Life in The Dark Ages: What? No Cable Television?
Things sure were different when I was a kid. We did not have push-button dialing until I was in high school, and our rotary dial phone was stuck to the wall!
Things sure were different when I was a kid. I’ll bet that everyone from 18 to 85 agrees with that statement, although perhaps for different reasons.
During my early childhood, we did not own a home computer, a VCR, or a microwave oven. In junior high school, I received a strange word processor and video game combo named ADAM. It was made by SEGA. All throughout high school, I typed my papers on it. Instead of having a monitor, it was wired into the back of the 13-inch black and white television set that I had received for my 13th birthday. I could play Donkey Kong on it when my homework was complete.
We were the first family in our neighborhood to own a videocassette recorder. It was extrememly heavy, top-loading, and the remote control was connected to the front of the unit with a 15-foot cord. My mother remembers that blank videotapes cost nearly $50.00 each, but I could swear they were only $17.00. We both have fuzzy memories. Either way, we bought them one at a time. The videotaped movies were not nearly as clear as today’s DVDs, and certainly not as abundant.
I remember renting “Grease,” “Airplane.” and “The Adventures of Sherlock Holmes’ Smarter Brother” (which I have been seeking frantically for the last seven years, but cannot locate). There was no Blockbuster Video. We rented our movies from Save-Rite.
Our first VCR, as unwieldy and imperfect as it was, seemed almost miraculous since we had no cable television, and we only caught four channels even with the bulky antenna on our house’s roof.
We did not own a microwave oven until 1987. When I first saw one at my friend’s house, it took up her entire kitchen counter. I asked her for a demonstration. She placed a frozen breaded fish fillet on a hamburger bun and topped it with cheese. Two minutes later, it was done to varying degrees of perfection.

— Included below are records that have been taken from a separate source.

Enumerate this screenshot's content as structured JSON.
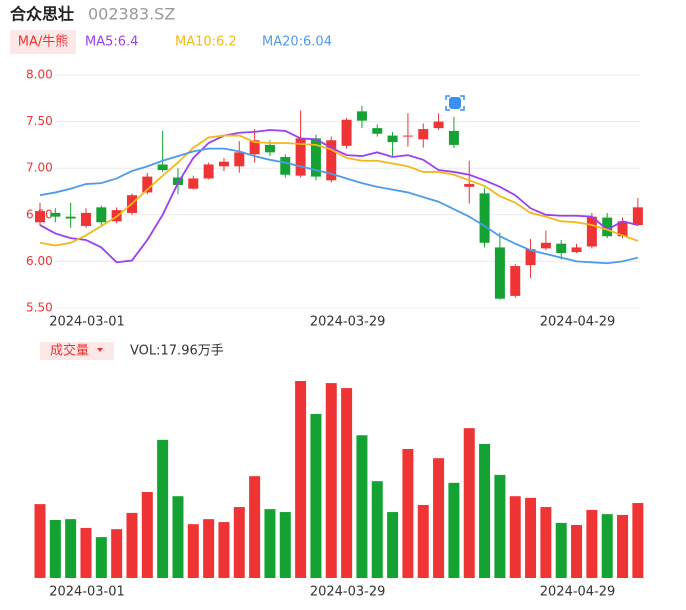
{
  "header": {
    "name": "合众思壮",
    "code": "002383.SZ"
  },
  "chart_data": [
    {
      "type": "candlestick",
      "button": "MA/牛熊",
      "categories": [
        null,
        null,
        null,
        "2024-03-01",
        null,
        null,
        null,
        null,
        null,
        null,
        null,
        null,
        null,
        null,
        null,
        null,
        null,
        null,
        null,
        null,
        "2024-03-29",
        null,
        null,
        null,
        null,
        null,
        null,
        null,
        null,
        null,
        null,
        null,
        null,
        null,
        null,
        "2024-04-29",
        null,
        null,
        null,
        null
      ],
      "open": [
        6.42,
        6.52,
        6.48,
        6.38,
        6.58,
        6.43,
        6.52,
        6.74,
        7.04,
        6.9,
        6.78,
        6.89,
        7.02,
        7.02,
        7.15,
        7.25,
        7.12,
        6.92,
        7.32,
        6.87,
        7.24,
        7.61,
        7.43,
        7.35,
        7.34,
        7.31,
        7.43,
        7.4,
        6.8,
        6.73,
        6.15,
        5.63,
        5.96,
        6.14,
        6.19,
        6.1,
        6.16,
        6.47,
        6.27,
        6.39
      ],
      "high": [
        6.63,
        6.57,
        6.63,
        6.57,
        6.6,
        6.58,
        6.73,
        6.95,
        7.4,
        7.0,
        6.92,
        7.06,
        7.11,
        7.29,
        7.42,
        7.3,
        7.15,
        7.62,
        7.36,
        7.34,
        7.54,
        7.67,
        7.47,
        7.39,
        7.59,
        7.48,
        7.59,
        7.55,
        7.08,
        6.79,
        6.31,
        5.97,
        6.24,
        6.33,
        6.23,
        6.19,
        6.52,
        6.52,
        6.47,
        6.68
      ],
      "low": [
        6.38,
        6.42,
        6.36,
        6.36,
        6.38,
        6.41,
        6.5,
        6.72,
        6.96,
        6.72,
        6.77,
        6.88,
        6.97,
        6.95,
        7.06,
        7.13,
        6.9,
        6.9,
        6.87,
        6.85,
        7.21,
        7.43,
        7.34,
        7.12,
        7.23,
        7.22,
        7.41,
        7.22,
        6.62,
        6.15,
        5.59,
        5.61,
        5.82,
        6.12,
        6.02,
        6.09,
        6.14,
        6.25,
        6.25,
        6.38
      ],
      "close": [
        6.54,
        6.48,
        6.46,
        6.52,
        6.42,
        6.55,
        6.71,
        6.91,
        6.98,
        6.82,
        6.89,
        7.04,
        7.07,
        7.17,
        7.3,
        7.17,
        6.93,
        7.32,
        6.91,
        7.3,
        7.52,
        7.51,
        7.37,
        7.28,
        7.35,
        7.42,
        7.5,
        7.25,
        6.83,
        6.2,
        5.6,
        5.95,
        6.13,
        6.2,
        6.09,
        6.15,
        6.48,
        6.27,
        6.43,
        6.58
      ],
      "up_color": "#ee3434",
      "down_color": "#14a332",
      "series": [
        {
          "name": "MA5:6.4",
          "color": "#9b3ff0",
          "values": [
            6.39,
            6.3,
            6.25,
            6.23,
            6.15,
            5.99,
            6.01,
            6.23,
            6.5,
            6.84,
            7.11,
            7.27,
            7.35,
            7.38,
            7.39,
            7.41,
            7.4,
            7.32,
            7.31,
            7.22,
            7.14,
            7.13,
            7.17,
            7.12,
            7.14,
            7.09,
            6.98,
            6.96,
            6.93,
            6.87,
            6.8,
            6.71,
            6.57,
            6.5,
            6.49,
            6.49,
            6.48,
            6.34,
            6.43,
            6.39
          ]
        },
        {
          "name": "MA10:6.2",
          "color": "#f3b81a",
          "values": [
            6.2,
            6.17,
            6.2,
            6.28,
            6.38,
            6.48,
            6.62,
            6.77,
            6.92,
            7.06,
            7.22,
            7.33,
            7.35,
            7.35,
            7.28,
            7.27,
            7.27,
            7.26,
            7.25,
            7.2,
            7.11,
            7.08,
            7.08,
            7.05,
            7.02,
            6.96,
            6.96,
            6.93,
            6.87,
            6.81,
            6.7,
            6.63,
            6.52,
            6.48,
            6.43,
            6.42,
            6.39,
            6.34,
            6.28,
            6.22
          ]
        },
        {
          "name": "MA20:6.04",
          "color": "#4d9bea",
          "values": [
            6.71,
            6.74,
            6.78,
            6.83,
            6.84,
            6.89,
            6.97,
            7.02,
            7.08,
            7.13,
            7.18,
            7.21,
            7.21,
            7.18,
            7.13,
            7.09,
            7.06,
            7.02,
            6.98,
            6.94,
            6.89,
            6.84,
            6.8,
            6.77,
            6.74,
            6.69,
            6.64,
            6.56,
            6.48,
            6.38,
            6.27,
            6.19,
            6.12,
            6.08,
            6.04,
            6.0,
            5.99,
            5.98,
            6.0,
            6.04
          ]
        }
      ],
      "ylim": [
        5.5,
        8.0
      ],
      "yticks": [
        {
          "value": 5.5,
          "label": "5.50"
        },
        {
          "value": 6.0,
          "label": "6.00"
        },
        {
          "value": 6.5,
          "label": "6.50"
        },
        {
          "value": 7.0,
          "label": "7.00"
        },
        {
          "value": 7.5,
          "label": "7.50"
        },
        {
          "value": 8.0,
          "label": "8.00"
        }
      ],
      "grid": true
    },
    {
      "type": "bar",
      "button": "成交量",
      "legend": "VOL:17.96万手",
      "categories": [
        null,
        null,
        null,
        "2024-03-01",
        null,
        null,
        null,
        null,
        null,
        null,
        null,
        null,
        null,
        null,
        null,
        null,
        null,
        null,
        null,
        null,
        "2024-03-29",
        null,
        null,
        null,
        null,
        null,
        null,
        null,
        null,
        null,
        null,
        null,
        null,
        null,
        null,
        "2024-04-29",
        null,
        null,
        null,
        null
      ],
      "values": [
        17.7,
        13.9,
        14.1,
        12.0,
        9.8,
        11.7,
        15.6,
        20.6,
        33.1,
        19.6,
        12.9,
        14.1,
        13.4,
        17.0,
        24.4,
        16.5,
        15.8,
        47.2,
        39.3,
        46.7,
        45.5,
        34.2,
        23.2,
        15.8,
        30.9,
        17.5,
        28.7,
        22.8,
        35.9,
        32.1,
        24.7,
        19.6,
        19.2,
        17.0,
        13.2,
        12.7,
        16.3,
        15.3,
        15.1,
        17.96
      ]
    }
  ]
}
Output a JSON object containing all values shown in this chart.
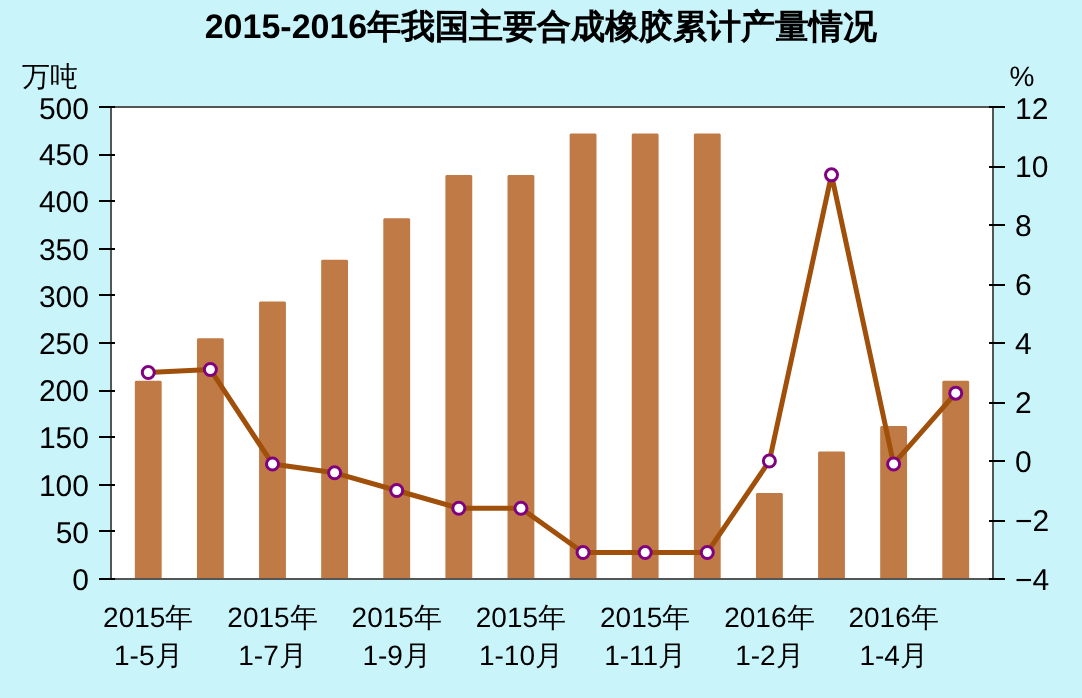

We did not have push-button phones and touch-tone dialing until I was in high school. Our rotary dial phone (we had only one) was permanently stuck to the wall. No cell phones, no answering machines, no pagers (unless you were a doctor or a drug dealer), no CDs (although we did have vinyl records, cassettes, and 8-track tapes).
I didn’t know anyone with piercings anywhere but their earlobes. I know there were some people with tongues, eyebrows, or nipples pierced, but they were all in the rock group KISS.
One of the biggest social changes I have noticed in the past two decades is the transition from smoking being allowed everywhere to smoking being banned everywhere. I can remember people smoking in movie theaters, the mall, doctors’ and dentists’ waiting rooms, and hospitals (even in the patients’ rooms as long as there were no oxygen tanks present).
When I worked at Valueland Food Warehouse, the store’s managers and employees, except the cashiers, all smoked while they worked. The customers didn’t seem to mind. They were smoking, too.
It will be interesting to see what the next two decades hold in store, but I doubt that anything could surprise me anymore.